Бастиан надел пояс и почувствовал, что он как раз по нему. Правда, он чувствовал только это, потому что увидеть самого себя он уже не мог — ни своего тела, ни ног, ни рук. Это было крайне неприятное ощущение, и он тут же попытался расстегнуть закрепку. Но это ему не удалось: он не видел ни пояса, ни своих собственных рук.
— Помоги! — вскричал он, задыхаясь. Он вдруг испугался, что никогда больше не сможет снять с себя этот Пояс Геммай и навсегда останется невидимкой.
— Сперва надо научиться с ним обращаться, — сказала Ксайда. — Со мной было то же самое, господин и повелитель. Позволь мне помочь тебе!
Она провела рукой в воздухе, пояс Геммай тут же расстегнулся, и Бастиан снова увидел самого себя. Он вздохнул с облегчением. Потом рассмеялся, и Ксайда тоже улыбнулась, затянувшись дымом из змеиного мундштука своего наргиле. Всё-таки ей удалось настроить его на другие мысли.

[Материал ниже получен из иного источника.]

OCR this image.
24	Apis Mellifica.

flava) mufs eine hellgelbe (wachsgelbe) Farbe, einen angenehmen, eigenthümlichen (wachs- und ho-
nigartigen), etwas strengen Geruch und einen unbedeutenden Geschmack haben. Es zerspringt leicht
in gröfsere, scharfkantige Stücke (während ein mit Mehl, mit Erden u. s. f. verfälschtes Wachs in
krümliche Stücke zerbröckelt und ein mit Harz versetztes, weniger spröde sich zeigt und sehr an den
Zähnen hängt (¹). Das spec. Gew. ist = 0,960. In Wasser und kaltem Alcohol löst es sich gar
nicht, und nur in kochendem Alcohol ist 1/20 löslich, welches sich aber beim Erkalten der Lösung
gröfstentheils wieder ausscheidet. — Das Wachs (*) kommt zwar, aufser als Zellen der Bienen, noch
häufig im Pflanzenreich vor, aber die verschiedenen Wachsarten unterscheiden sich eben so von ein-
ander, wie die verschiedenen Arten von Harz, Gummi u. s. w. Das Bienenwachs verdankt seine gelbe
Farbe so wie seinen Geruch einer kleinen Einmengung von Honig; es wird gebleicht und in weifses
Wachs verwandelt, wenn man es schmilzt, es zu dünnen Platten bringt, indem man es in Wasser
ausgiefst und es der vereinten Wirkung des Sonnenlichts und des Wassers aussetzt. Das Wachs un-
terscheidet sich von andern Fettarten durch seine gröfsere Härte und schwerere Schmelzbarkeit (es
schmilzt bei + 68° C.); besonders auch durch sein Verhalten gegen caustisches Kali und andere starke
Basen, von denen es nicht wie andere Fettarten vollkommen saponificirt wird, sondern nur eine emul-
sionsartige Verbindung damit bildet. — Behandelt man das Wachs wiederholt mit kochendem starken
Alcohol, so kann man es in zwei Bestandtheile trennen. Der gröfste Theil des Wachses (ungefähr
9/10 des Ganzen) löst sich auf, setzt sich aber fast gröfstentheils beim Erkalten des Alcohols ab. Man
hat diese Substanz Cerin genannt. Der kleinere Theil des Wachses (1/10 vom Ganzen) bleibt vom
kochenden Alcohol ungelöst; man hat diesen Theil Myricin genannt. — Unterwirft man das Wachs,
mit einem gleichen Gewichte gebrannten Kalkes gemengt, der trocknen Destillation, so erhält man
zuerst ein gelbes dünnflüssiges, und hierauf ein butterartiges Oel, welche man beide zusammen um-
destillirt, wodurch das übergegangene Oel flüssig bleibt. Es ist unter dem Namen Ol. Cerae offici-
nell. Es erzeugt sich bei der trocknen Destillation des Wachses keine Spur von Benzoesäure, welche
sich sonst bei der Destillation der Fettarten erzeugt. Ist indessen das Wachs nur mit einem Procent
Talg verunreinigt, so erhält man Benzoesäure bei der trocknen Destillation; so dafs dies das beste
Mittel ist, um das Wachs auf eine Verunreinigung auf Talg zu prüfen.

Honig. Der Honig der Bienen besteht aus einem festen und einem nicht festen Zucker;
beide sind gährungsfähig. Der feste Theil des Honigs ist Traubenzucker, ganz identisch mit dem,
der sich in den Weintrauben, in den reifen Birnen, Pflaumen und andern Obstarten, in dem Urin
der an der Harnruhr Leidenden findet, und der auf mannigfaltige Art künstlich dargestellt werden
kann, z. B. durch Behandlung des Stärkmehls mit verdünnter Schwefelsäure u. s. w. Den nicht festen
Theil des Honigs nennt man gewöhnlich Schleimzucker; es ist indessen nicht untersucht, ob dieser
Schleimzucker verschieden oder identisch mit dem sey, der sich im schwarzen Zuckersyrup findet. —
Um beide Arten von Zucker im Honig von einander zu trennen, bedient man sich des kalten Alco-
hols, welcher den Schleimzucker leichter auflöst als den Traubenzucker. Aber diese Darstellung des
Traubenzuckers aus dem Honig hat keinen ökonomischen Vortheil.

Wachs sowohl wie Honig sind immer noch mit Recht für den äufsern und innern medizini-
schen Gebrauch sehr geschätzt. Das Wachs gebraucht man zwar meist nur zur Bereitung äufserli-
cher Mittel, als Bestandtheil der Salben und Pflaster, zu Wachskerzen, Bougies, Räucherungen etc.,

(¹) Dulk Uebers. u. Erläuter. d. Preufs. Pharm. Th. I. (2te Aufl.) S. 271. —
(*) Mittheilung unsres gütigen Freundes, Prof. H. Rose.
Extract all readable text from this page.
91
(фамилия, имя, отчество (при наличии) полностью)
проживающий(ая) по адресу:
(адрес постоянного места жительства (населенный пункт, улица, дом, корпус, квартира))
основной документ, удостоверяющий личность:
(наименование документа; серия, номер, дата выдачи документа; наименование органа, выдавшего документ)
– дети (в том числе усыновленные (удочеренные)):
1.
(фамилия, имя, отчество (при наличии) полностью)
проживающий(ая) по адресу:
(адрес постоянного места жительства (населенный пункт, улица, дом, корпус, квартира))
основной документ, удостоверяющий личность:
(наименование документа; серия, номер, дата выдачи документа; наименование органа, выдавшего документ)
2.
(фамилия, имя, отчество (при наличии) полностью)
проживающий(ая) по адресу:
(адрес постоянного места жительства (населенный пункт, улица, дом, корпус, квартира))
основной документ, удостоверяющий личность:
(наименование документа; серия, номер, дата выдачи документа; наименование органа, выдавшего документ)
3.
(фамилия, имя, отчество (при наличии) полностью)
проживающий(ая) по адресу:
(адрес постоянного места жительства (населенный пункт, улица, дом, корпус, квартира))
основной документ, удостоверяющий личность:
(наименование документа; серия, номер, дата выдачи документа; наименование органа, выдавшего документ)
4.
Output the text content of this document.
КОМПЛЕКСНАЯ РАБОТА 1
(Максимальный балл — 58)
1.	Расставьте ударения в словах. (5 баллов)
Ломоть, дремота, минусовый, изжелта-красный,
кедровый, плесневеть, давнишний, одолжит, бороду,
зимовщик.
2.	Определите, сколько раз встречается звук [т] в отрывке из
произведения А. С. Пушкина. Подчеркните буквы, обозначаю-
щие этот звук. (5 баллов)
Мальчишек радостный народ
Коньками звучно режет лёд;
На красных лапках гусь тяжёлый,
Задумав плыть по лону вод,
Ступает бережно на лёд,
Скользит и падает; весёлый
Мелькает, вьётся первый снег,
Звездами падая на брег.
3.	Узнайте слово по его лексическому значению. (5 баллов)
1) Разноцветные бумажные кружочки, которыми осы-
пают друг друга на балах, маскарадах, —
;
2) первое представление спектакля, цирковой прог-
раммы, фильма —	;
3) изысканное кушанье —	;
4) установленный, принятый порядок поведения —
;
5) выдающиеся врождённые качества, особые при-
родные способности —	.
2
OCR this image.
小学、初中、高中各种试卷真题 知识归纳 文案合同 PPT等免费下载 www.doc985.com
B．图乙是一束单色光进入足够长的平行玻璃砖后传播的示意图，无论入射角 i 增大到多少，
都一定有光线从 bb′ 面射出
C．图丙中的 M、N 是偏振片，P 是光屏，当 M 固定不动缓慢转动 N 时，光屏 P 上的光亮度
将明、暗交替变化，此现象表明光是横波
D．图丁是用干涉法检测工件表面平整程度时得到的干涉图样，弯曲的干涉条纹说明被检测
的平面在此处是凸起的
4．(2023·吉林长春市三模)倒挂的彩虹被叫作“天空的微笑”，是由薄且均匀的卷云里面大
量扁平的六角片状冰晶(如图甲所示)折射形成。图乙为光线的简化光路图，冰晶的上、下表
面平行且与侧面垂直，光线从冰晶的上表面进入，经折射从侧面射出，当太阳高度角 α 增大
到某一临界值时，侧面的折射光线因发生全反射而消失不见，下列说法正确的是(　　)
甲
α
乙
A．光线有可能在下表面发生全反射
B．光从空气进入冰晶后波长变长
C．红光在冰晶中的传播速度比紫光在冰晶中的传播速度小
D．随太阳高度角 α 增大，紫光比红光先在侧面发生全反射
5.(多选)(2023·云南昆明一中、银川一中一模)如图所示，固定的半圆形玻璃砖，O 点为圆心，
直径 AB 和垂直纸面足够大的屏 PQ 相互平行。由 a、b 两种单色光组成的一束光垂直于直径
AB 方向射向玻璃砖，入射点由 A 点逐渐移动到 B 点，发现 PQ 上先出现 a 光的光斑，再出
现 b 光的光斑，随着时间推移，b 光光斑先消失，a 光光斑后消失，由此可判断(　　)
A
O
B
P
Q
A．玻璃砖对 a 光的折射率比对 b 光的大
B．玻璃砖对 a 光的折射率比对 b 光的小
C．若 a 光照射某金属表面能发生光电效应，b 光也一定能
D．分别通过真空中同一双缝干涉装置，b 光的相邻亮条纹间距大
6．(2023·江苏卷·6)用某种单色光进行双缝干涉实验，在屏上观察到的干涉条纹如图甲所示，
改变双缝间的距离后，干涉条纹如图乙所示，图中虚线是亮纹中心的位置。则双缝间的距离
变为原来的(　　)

— Теперь ты лучше защищен от любой беды, — мягко заметила она. — А для меня это значит больше, чем я могу тебе сказать, господин.
— От любой беды? — переспросил Бастиан, всё ещё немного растерянный. — А что за беда?
— О, никому тебя не одолеть, — прошептала Ксайда, — никому, если ты мудр. Опасность находится в тебе самом. И поэтому трудно тебя от неё защитить.
— Как это — во мне самом? — допытывался Бастиан.
— Быть мудрым — значит быть выше всего, никого не ненавидеть и никого не любить. Но для тебя, господин, ещё важна дружба. Твоё сердце не холодно и безучастно, как снежная вершина горы, и потому некто может причинить тебе зло.
— Кто же это может быть?
— Тот, кому ты, несмотря на всю его дерзость, всё ещё предан, мой господин.
— Выражайся яснее!
— Наглый и непочтительный маленький дикарь из племени Зеленокожих, господин.
— Атрейо?
— Да, и с ним бесстыжий Фалькор.
— И они-то хотят причинить мне зло? — Бастиан чуть не смеялся.
Ксайда сидела, опустив голову.
— Этому я не поверю никогда в жизни, — продолжал Бастиан, — и не хочу ничего об этом слышать.
Ксайда не отвечала, опустив голову ещё ниже.
После долгого молчания Бастиан спросил:
— И что же это такое? Что замышляет против меня Атрейо?
— Господин, — прошептала Ксайда, — я жалею, что заговорила с тобой об этом!
— Нет уж, теперь говори всё! — крикнул Бастиан. — И без намеков! Что ты знаешь?
— Я дрожу от твоего гнева, господин, — пролепетала Ксайда — она и в самом деле дрожала всем телом, — но даже под страхом смерти я скажу тебе это: Атрейо задумал забрать у тебя Знак Девочки Императрицы — тайно или силой.
На миг у Бастиана перехватило дыхание.
— Ты можешь это доказать? — спросил он хрипло. Ксайда покачала головой и пробормотала:
— Мои знания, господин, не из тех, что требуют доказательств.
— Тогда держи их при себе! — сказал Бастиан, и кровь бросилась ему в голову. — И не клевещи на самого честного и храброго юношу во всей Фантазии!
С этими словами он выпрыгнул из паланкина и пошел прочь.
Ксайда задумчиво постукивала пальцами по змеиной головке курильницы, и её зелено-красные глаза мерцали. Вскоре она снова улыбнулась и прошептала, выпуская изо рта фиолетовый дым:
— Ничего, ты ещё это увидишь, мой господин и учитель. Пояс Геммай тебе это докажет.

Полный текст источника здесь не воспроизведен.